The Germans in turn came in at least two varieties, namely the (mostly) protestant central/northern Germans and the southern (usually catholic) Germans + Austrians and maybe the Bohemians, too. (Of course there was no political Germany then).
There might have been something of a British/English tradition (Locke, Purcell etc.) but there was not really a goût anglais recognized through Europe in the way there was a French or Italian style. (Bach's English suites are a later misnomer.) And none of these musical traditions (maybe the French to some extent) had the nationalist undertones the "nationalist" styles/composers of the mid/late 19th century had.

For Handel, it will always be an oversimplification to classify him as either German or English (or even as Einstein did in a little book, the greatest "Italian composer" of his time). One basically has to at least outline the story how he had first a central German "church style" and then an Italian (mostly) operatic education. But he also drew upon some elements of the particularly English anthem/ode/pastoral style in his English language works. And arguing not from the past but towards the future he did become a more important composer for later 18th century (or even 19th century) Britain than for Germany and "founded" the English/vernacular language choral oratorio.
Tout le malheur des hommes vient d'une seule chose, qui est de ne savoir pas demeurer en repos, dans une chambre.
- Blaise Pascal

DaveF

Quote from: Ken B on December 06, 2016, 04:44:58 PM
Hmmm. No particular order except the first
Purcell
Fayrfax
Tallis
Byrd
Dunstable
Vaughn Williams
Dowland
Ravenscroft
Handel


A damn fine list, if I may say so.  Had to check back that I hadn't contributed to this thread - if I had, your first 7 would have been mine, too.  Dunstable! Fayrfax! There were giants on the earth in those days.
"All the world is birthday cake" - George Harrison

vandermolen

Quote from: Christo on July 20, 2017, 09:57:36 AM
Second attempt:

Alwyn, Arnold, Howells and Rubbra in - how could I have overlooked them - for poor Gipps.
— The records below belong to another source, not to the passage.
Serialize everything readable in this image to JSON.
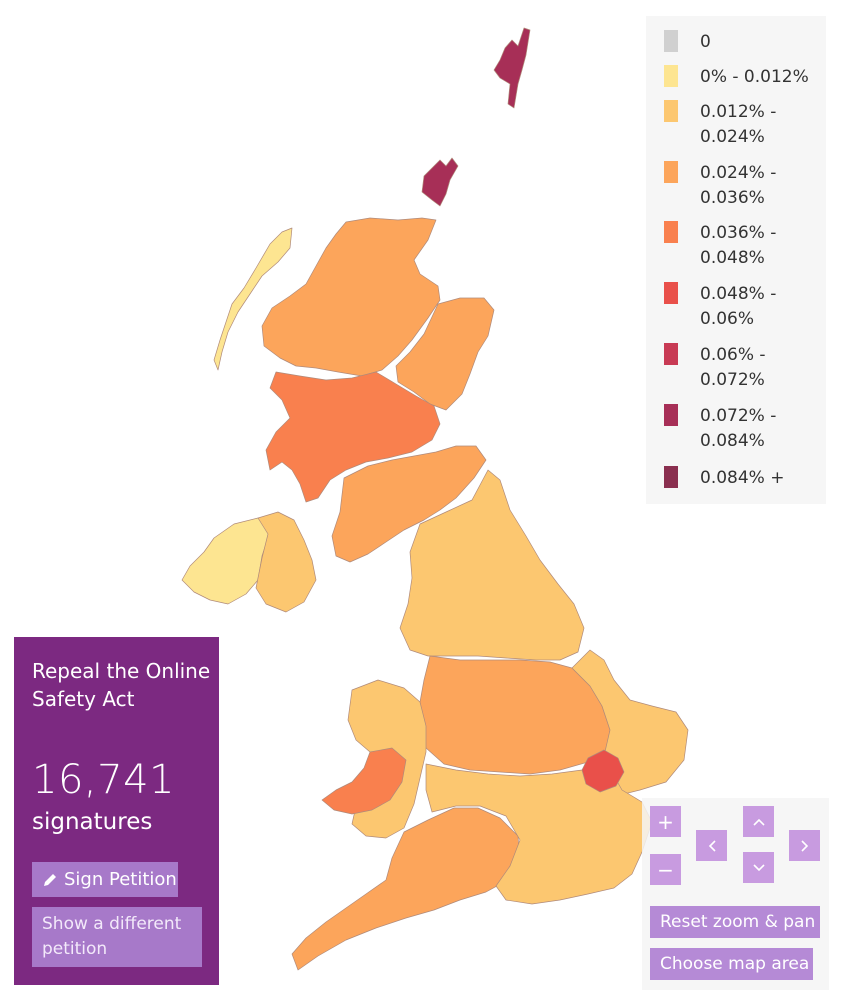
{
  "legend": {
    "items": [
      {
        "label": "0",
        "color": "#d0d0d0"
      },
      {
        "label": "0% - 0.012%",
        "color": "#fde591"
      },
      {
        "label": "0.012% - 0.024%",
        "color": "#fcc770"
      },
      {
        "label": "0.024% - 0.036%",
        "color": "#fca55b"
      },
      {
        "label": "0.036% - 0.048%",
        "color": "#f9804e"
      },
      {
        "label": "0.048% - 0.06%",
        "color": "#e9504a"
      },
      {
        "label": "0.06% - 0.072%",
        "color": "#c83a54"
      },
      {
        "label": "0.072% - 0.084%",
        "color": "#a72f57"
      },
      {
        "label": "0.084% +",
        "color": "#8a2f4f"
      }
    ]
  },
  "petition": {
    "title": "Repeal the Online Safety Act",
    "count": "16,741",
    "count_label": "signatures",
    "sign_label": "Sign Petition",
    "other_label": "Show a different petition"
  },
  "controls": {
    "zoom_in": "+",
    "zoom_out": "−",
    "pan_up": "^",
    "pan_down": "v",
    "pan_left": "<",
    "pan_right": ">",
    "reset_label": "Reset zoom & pan",
    "choose_label": "Choose map area"
  },
  "map": {
    "regions": [
      {
        "name": "shetland",
        "color": "#a72f57"
      },
      {
        "name": "orkney",
        "color": "#a72f57"
      },
      {
        "name": "western-isles",
        "color": "#fde591"
      },
      {
        "name": "highland",
        "color": "#fca55b"
      },
      {
        "name": "north-east-scotland",
        "color": "#fca55b"
      },
      {
        "name": "central-scotland",
        "color": "#f9804e"
      },
      {
        "name": "south-scotland",
        "color": "#fca55b"
      },
      {
        "name": "northern-ireland-west",
        "color": "#fde591"
      },
      {
        "name": "northern-ireland-east",
        "color": "#fcc770"
      },
      {
        "name": "north-england",
        "color": "#fcc770"
      },
      {
        "name": "midlands",
        "color": "#fca55b"
      },
      {
        "name": "wales",
        "color": "#fcc770"
      },
      {
        "name": "west-wales",
        "color": "#f9804e"
      },
      {
        "name": "east-england",
        "color": "#fcc770"
      },
      {
        "name": "south-west-england",
        "color": "#fca55b"
      },
      {
        "name": "south-east-england",
        "color": "#fcc770"
      },
      {
        "name": "cambridge",
        "color": "#e9504a"
      }
    ]
  }
}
More I cannot miss.

Could, yet again, be my list probably without Tippett although I do like 'A Child of Our Time' and the Concerto for Double String Orchestra.
"Courage is going from failure to failure without losing enthusiasm" (Churchill).

'The test of a work of art is, in the end, our affection for it, not our ability to explain why it is good' (Stanley Kubrick).

Maestro267

#96
Ralph Vaughan Williams
Edward Elgar
Havergal Brian
George Lloyd
Arnold Bax
Malcolm Arnold
William Mathias
Benjamin Britten
William Alwyn
William Walton

Honourable mentions, if I may: Tippett, Rubbra and Moeran.

bwv 1080

Dunstable
Tallis
Byrd
Dowland
Walton
Britten
Ferneyhough
Barrett
Fox
Finnissy

kyjo

#98
Elgar
RVW
Walton
Britten
Bax
Rubbra
Arnold
Bridge
Delius
Alwyn

Had to leave Holst out because aside from The Planets and a few other works I'm not wild about most of his oeuvre. Hated having to leave Finzi out. There are many British composers who I need to get to know better - Lloyd, Bantock, Rawsthorne, Arnell, Bowen, Moeran, Dyson...
"Music is enough for a lifetime, but a lifetime is not enough for music" - Sergei Rachmaninoff

Karl Henning

Quote from: k a rl h e nn i ng on July 20, 2016, 06:24:33 AM
Maybe these:

Benjamin Britten
William Byrd
Erik Chisholm
John Dowland
Edward Elgar
Gustav Holst
Ivan Moody
Luke Ottevanger
Thomas Tallis
Ralph Vaughan Williams


I stand pat, here.
Karl Henning, Ph.D.
Composer & Clarinetist
Boston MA
http://www.karlhenning.com/
[Matisse] was interested neither in fending off opposition,
nor in competing for the favor of wayward friends.